Smiling, Jack popped another Excedrin into his mouth and chewed it.
"She sold out after a rather well known U.S. senator died of a heart attack up there. There were rumors that he was found naked except for black nylon stockings and a garter belt and a pair of high-heeled pumps. Patent-leather pumps, as a matter of fact."
"That's a vicious, damnable lie!" Ullman cried.
"Is it?" Jack asked. He was beginning to feel better. The headache was draining away. He took the last Excedrin and chewed it up, enjoying the bitter, powdery taste as the tablet shredded in his mouth.
"It was a very unfortunate occurrence," Ullman said. "Now what is the point, Torrance? If you're planning to write some ugly smear article . . . if this is some illconceived, stupid blackmail idea. . ."
"Nothing of the sort," Jack said. "I called because I didn't think you played square with me. And because—"
"Didn't play square?" Ullman cried. "My God, did you think I was going to share a large pile of dirty laundry with the hotel's caretaker? Who in heaven's name do you think you are? And how could those old stories possibly affect you anyway? Or do you think there are ghosts parading up and down the halls of the west wing wearing bedsheets and crying 'Woe!'?"
"No, I don't think there are any ghosts. But you raked up a lot of my personal history before you gave me the job. You had me on the carpet, quizzing me about my ability to take care of your hotel like a little boy in front of the teacher's desk for peeing in the coatroom. You embarrassed me."
"I just do not believe your cheek, your bloody damned impertinence," Ullman said. He sounded as if he might be choking. "I'd like to sack you. And perhaps I will."

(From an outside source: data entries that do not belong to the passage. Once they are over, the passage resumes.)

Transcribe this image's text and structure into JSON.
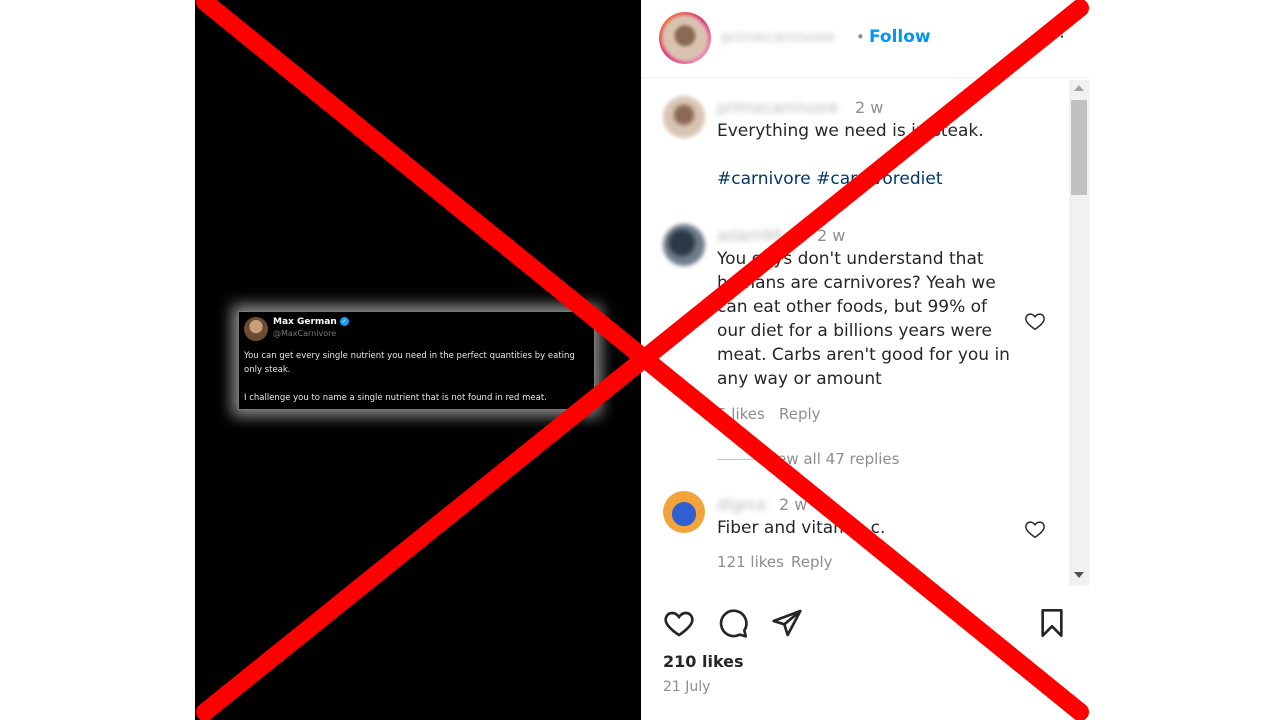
{
  "tweet": {
    "name": "Max German",
    "handle": "@MaxCarnivore",
    "verified_mark": "✓",
    "text_1": "You can get every single nutrient you need in the perfect quantities by eating only steak.",
    "text_2": "I challenge you to name a single nutrient that is not found in red meat."
  },
  "header": {
    "username": "primecarnivore",
    "separator": "•",
    "follow_label": "Follow",
    "more_label": "⋮"
  },
  "comments": [
    {
      "username": "primecarnivore",
      "time": "2 w",
      "text_line_1": "Everything we need is in steak.",
      "hashtags": "#carnivore #carnivorediet"
    },
    {
      "username": "adam99",
      "time": "2 w",
      "text": "You guys don't understand that humans are carnivores? Yeah we can eat other foods, but 99% of our diet for a billions years were meat. Carbs aren't good for you in any way or amount",
      "likes": "5 likes",
      "reply_label": "Reply",
      "view_replies": "View all 47 replies"
    },
    {
      "username": "dlgrce",
      "time": "2 w",
      "text": "Fiber and vitamin c.",
      "likes": "121 likes",
      "reply_label": "Reply"
    }
  ],
  "post": {
    "likes": "210 likes",
    "date": "21 July"
  },
  "colors": {
    "accent": "#0095f6",
    "overlay_x": "#ff0000",
    "hashtag": "#00376b"
  },
  "icons": [
    "heart-icon",
    "comment-icon",
    "share-icon",
    "bookmark-icon",
    "verified-icon",
    "more-icon"
  ]
}
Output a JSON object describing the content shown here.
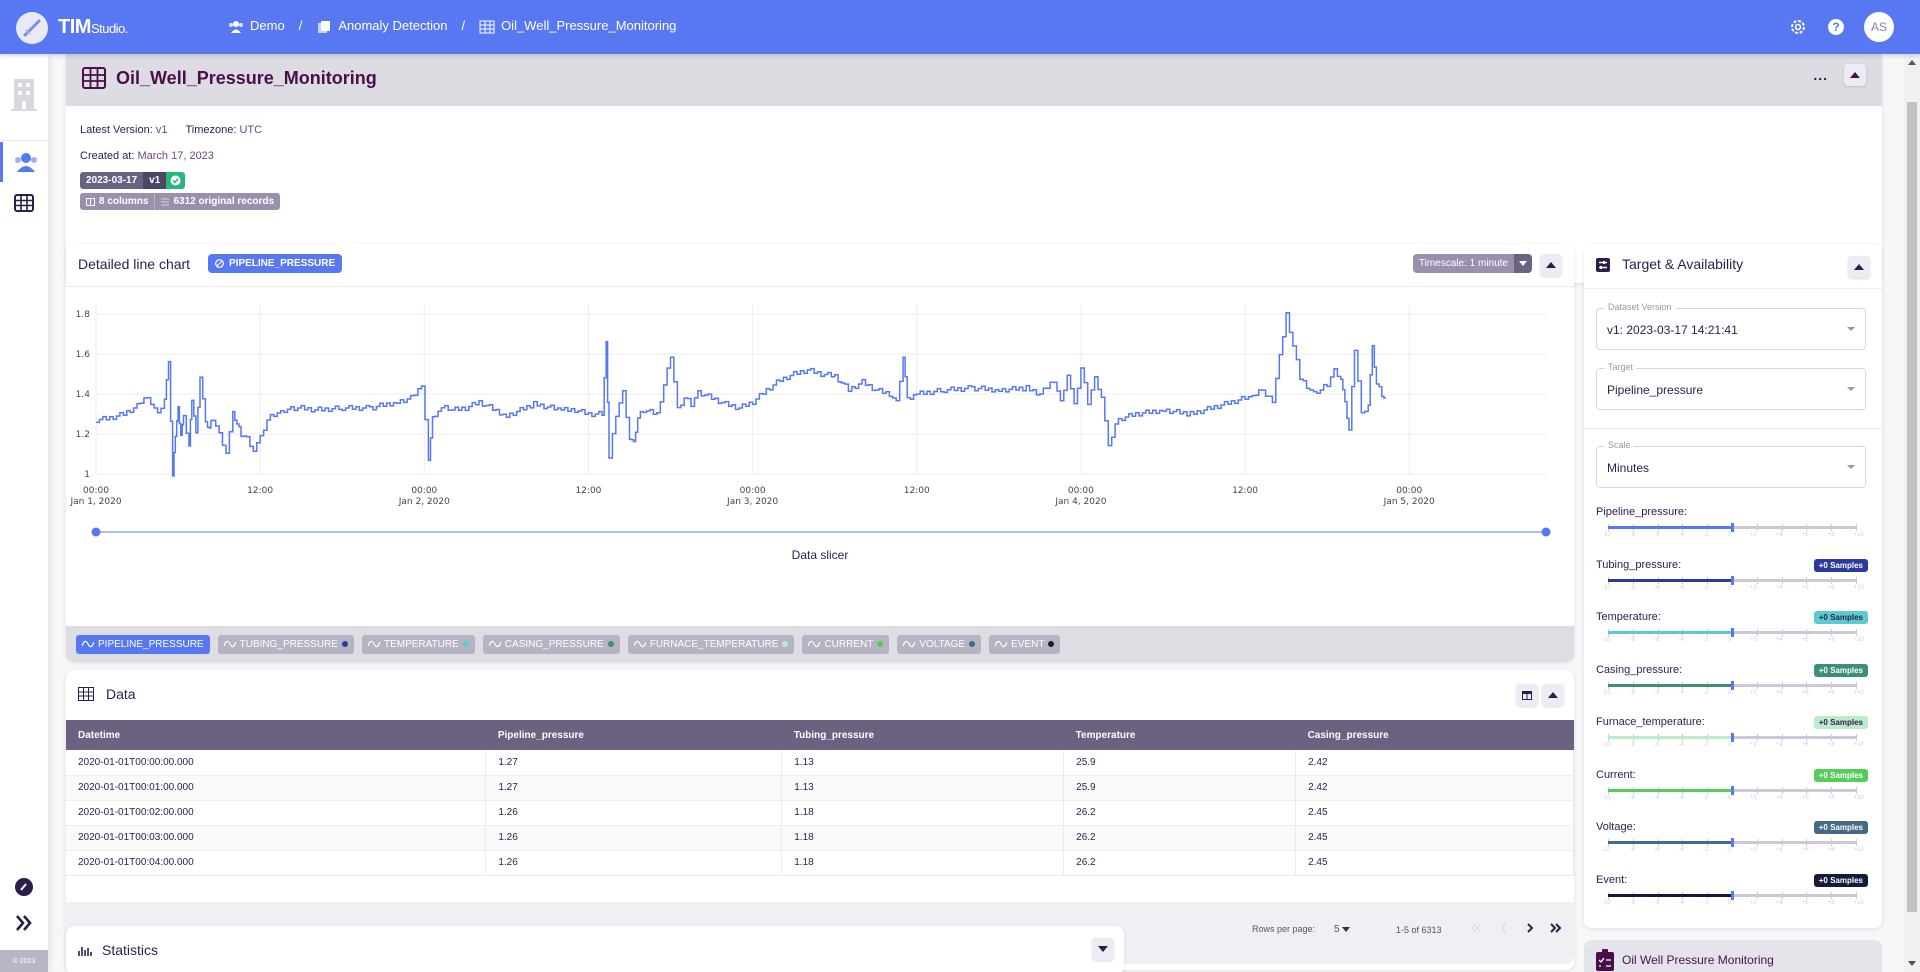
{
  "app": {
    "name": "TIM",
    "name_suffix": "Studio."
  },
  "breadcrumb": [
    {
      "label": "Demo",
      "icon": "users-icon"
    },
    {
      "label": "Anomaly Detection",
      "icon": "copy-icon"
    },
    {
      "label": "Oil_Well_Pressure_Monitoring",
      "icon": "table-icon"
    }
  ],
  "breadcrumb_separator": "/",
  "user": {
    "initials": "AS"
  },
  "sidebar": {
    "copyright": "© 2023"
  },
  "dataset": {
    "title": "Oil_Well_Pressure_Monitoring",
    "latest_version_label": "Latest Version:",
    "latest_version": "v1",
    "timezone_label": "Timezone:",
    "timezone": "UTC",
    "created_label": "Created at:",
    "created": "March 17, 2023",
    "tag_date": "2023-03-17",
    "tag_version": "v1",
    "columns": "8 columns",
    "records": "6312 original records",
    "more": "..."
  },
  "chart_card": {
    "title": "Detailed line chart",
    "badge": "PIPELINE_PRESSURE",
    "timescale": "Timescale: 1 minute",
    "slicer_label": "Data slicer",
    "legend": [
      {
        "label": "PIPELINE_PRESSURE",
        "color": "#5778f0",
        "active": true
      },
      {
        "label": "TUBING_PRESSURE",
        "color": "#2b3a9e",
        "active": false
      },
      {
        "label": "TEMPERATURE",
        "color": "#5ccbd0",
        "active": false
      },
      {
        "label": "CASING_PRESSURE",
        "color": "#3e8f7a",
        "active": false
      },
      {
        "label": "FURNACE_TEMPERATURE",
        "color": "#bdeccb",
        "active": false
      },
      {
        "label": "CURRENT",
        "color": "#55cc5c",
        "active": false
      },
      {
        "label": "VOLTAGE",
        "color": "#456a84",
        "active": false
      },
      {
        "label": "EVENT",
        "color": "#141a3a",
        "active": false
      }
    ]
  },
  "chart_data": {
    "type": "line",
    "title": "Detailed line chart",
    "series": [
      {
        "name": "PIPELINE_PRESSURE",
        "color": "#5778f0",
        "x_hours": [
          0,
          1,
          2,
          3,
          3.5,
          4,
          4.5,
          5,
          5.3,
          5.6,
          5.8,
          6,
          6.2,
          6.4,
          6.8,
          7,
          7.3,
          7.6,
          8,
          8.3,
          8.5,
          9,
          9.5,
          10,
          10.3,
          10.6,
          11,
          11.5,
          12,
          12.5,
          13,
          13.5,
          14,
          15,
          16,
          18,
          20,
          22,
          23,
          23.8,
          24.3,
          24.6,
          25,
          25.5,
          26,
          27,
          28,
          30,
          32,
          34,
          35,
          36,
          37,
          37.3,
          37.5,
          38,
          38.5,
          39,
          39.3,
          39.6,
          40,
          41,
          42,
          42.5,
          43,
          43.5,
          44,
          45,
          46,
          47,
          48,
          49,
          50,
          51,
          52,
          53,
          54,
          55,
          56,
          57,
          58,
          58.5,
          59,
          59.3,
          60,
          62,
          64,
          66,
          68,
          69,
          70,
          70.5,
          71,
          71.5,
          72,
          72.5,
          73,
          73.5,
          74,
          74.5,
          75,
          76,
          78,
          80,
          81,
          82,
          83,
          84,
          84.5,
          85,
          86,
          87,
          88,
          89,
          89.5,
          90,
          90.5,
          91,
          91.3,
          91.6,
          92,
          92.5,
          93,
          93.3,
          93.6,
          94,
          94.3,
          94.6,
          95,
          95.5,
          96
        ],
        "y": [
          1.27,
          1.28,
          1.3,
          1.34,
          1.38,
          1.36,
          1.3,
          1.38,
          1.55,
          0.99,
          1.2,
          1.33,
          1.2,
          1.28,
          1.14,
          1.38,
          1.2,
          1.49,
          1.25,
          1.23,
          1.28,
          1.2,
          1.11,
          1.3,
          1.25,
          1.2,
          1.18,
          1.12,
          1.18,
          1.27,
          1.3,
          1.31,
          1.33,
          1.33,
          1.32,
          1.33,
          1.33,
          1.36,
          1.38,
          1.44,
          1.08,
          1.28,
          1.32,
          1.33,
          1.32,
          1.33,
          1.36,
          1.29,
          1.35,
          1.32,
          1.32,
          1.3,
          1.3,
          1.65,
          1.08,
          1.3,
          1.41,
          1.18,
          1.15,
          1.28,
          1.32,
          1.3,
          1.59,
          1.32,
          1.38,
          1.35,
          1.41,
          1.38,
          1.35,
          1.33,
          1.36,
          1.42,
          1.47,
          1.5,
          1.52,
          1.5,
          1.49,
          1.42,
          1.46,
          1.42,
          1.4,
          1.36,
          1.59,
          1.37,
          1.4,
          1.42,
          1.43,
          1.42,
          1.43,
          1.4,
          1.47,
          1.36,
          1.5,
          1.34,
          1.53,
          1.36,
          1.48,
          1.39,
          1.13,
          1.25,
          1.28,
          1.3,
          1.32,
          1.3,
          1.32,
          1.34,
          1.36,
          1.38,
          1.38,
          1.42,
          1.37,
          1.8,
          1.48,
          1.4,
          1.42,
          1.45,
          1.52,
          1.48,
          1.35,
          1.22,
          1.63,
          1.3,
          1.35,
          1.63,
          1.45,
          1.4,
          1.36
        ]
      }
    ],
    "x_ticks": [
      {
        "time": "00:00",
        "date": "Jan 1, 2020"
      },
      {
        "time": "12:00",
        "date": ""
      },
      {
        "time": "00:00",
        "date": "Jan 2, 2020"
      },
      {
        "time": "12:00",
        "date": ""
      },
      {
        "time": "00:00",
        "date": "Jan 3, 2020"
      },
      {
        "time": "12:00",
        "date": ""
      },
      {
        "time": "00:00",
        "date": "Jan 4, 2020"
      },
      {
        "time": "12:00",
        "date": ""
      },
      {
        "time": "00:00",
        "date": "Jan 5, 2020"
      }
    ],
    "x_range_hours": [
      0,
      106
    ],
    "y_ticks": [
      "1",
      "1.2",
      "1.4",
      "1.6",
      "1.8"
    ],
    "ylim": [
      1,
      1.8
    ],
    "grid": true
  },
  "data_table": {
    "title": "Data",
    "columns": [
      "Datetime",
      "Pipeline_pressure",
      "Tubing_pressure",
      "Temperature",
      "Casing_pressure"
    ],
    "rows": [
      [
        "2020-01-01T00:00:00.000",
        "1.27",
        "1.13",
        "25.9",
        "2.42"
      ],
      [
        "2020-01-01T00:01:00.000",
        "1.27",
        "1.13",
        "25.9",
        "2.42"
      ],
      [
        "2020-01-01T00:02:00.000",
        "1.26",
        "1.18",
        "26.2",
        "2.45"
      ],
      [
        "2020-01-01T00:03:00.000",
        "1.26",
        "1.18",
        "26.2",
        "2.45"
      ],
      [
        "2020-01-01T00:04:00.000",
        "1.26",
        "1.18",
        "26.2",
        "2.45"
      ]
    ],
    "rows_per_page_label": "Rows per page:",
    "rows_per_page": "5",
    "range": "1-5 of 6313"
  },
  "statistics": {
    "title": "Statistics"
  },
  "target_panel": {
    "title": "Target & Availability",
    "dataset_version_label": "Dataset Version",
    "dataset_version": "v1: 2023-03-17 14:21:41",
    "target_label": "Target",
    "target": "Pipeline_pressure",
    "scale_label": "Scale",
    "scale": "Minutes",
    "tick_labels": [
      "-10",
      "-8",
      "-6",
      "-4",
      "-2",
      "0",
      "+2",
      "+4",
      "+6",
      "+8",
      "+10"
    ],
    "availability": [
      {
        "label": "Pipeline_pressure:",
        "color": "#5778f0",
        "badge": "",
        "value": 0
      },
      {
        "label": "Tubing_pressure:",
        "color": "#2b3a9e",
        "badge": "+0 Samples",
        "value": 0
      },
      {
        "label": "Temperature:",
        "color": "#5ccbd0",
        "badge": "+0 Samples",
        "value": 0
      },
      {
        "label": "Casing_pressure:",
        "color": "#3e8f7a",
        "badge": "+0 Samples",
        "value": 0
      },
      {
        "label": "Furnace_temperature:",
        "color": "#bdeccb",
        "badge": "+0 Samples",
        "value": 0
      },
      {
        "label": "Current:",
        "color": "#55cc5c",
        "badge": "+0 Samples",
        "value": 0
      },
      {
        "label": "Voltage:",
        "color": "#456a84",
        "badge": "+0 Samples",
        "value": 0
      },
      {
        "label": "Event:",
        "color": "#141a3a",
        "badge": "+0 Samples",
        "value": 0
      }
    ]
  },
  "bottom_tab": {
    "label": "Oil Well Pressure Monitoring"
  }
}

"I think Al Shockley might object. Strenuously."
"And I think you may have finally overestimated Mr. Shockley's commitment to you, Mr. Torrance." For a moment Jack's headache came back in all its thudding glory, and he closed his eyes against the pain. As if from a distance away he heard himself ask: "Who owns the Overlook now? Is it still Derwent Enterprises? Or are you too smallfry to know?"
"I think that will do, Mr. Torrance. You are an employee of the hotel, no different from a busboy or a kitchen pot scrubber. I have no intention of—"
"Okay, I'll write Al," Jack said. "He'll know; after all, he's on the Board of Directors. And I might just add a little P.S. to the effect that—"
"Derwent doesn't own it."
"What? I couldn't quite make that out."
"I said Derwent doesn't own it. The stockholders are all Easterners. Your friend Mr. Shockley owns the largest block of stock himself, better than thirty- five per cent. You would know better than I if he has any ties to Derwent."
"Who else?"
"I have no intention of divulging the names of the other stockholders to you, Mr. Torrance. I intend to bring this whole matter to the attention of—"
"One other question."
"I am under no obligation to you."
"Most of the Overlook's history—savory and unsavory alike—I found in a scrapbook that was in the cellar. Big thing with white leather covers. Gold thread for binding. Do you have any idea whose scrapbook that might be?"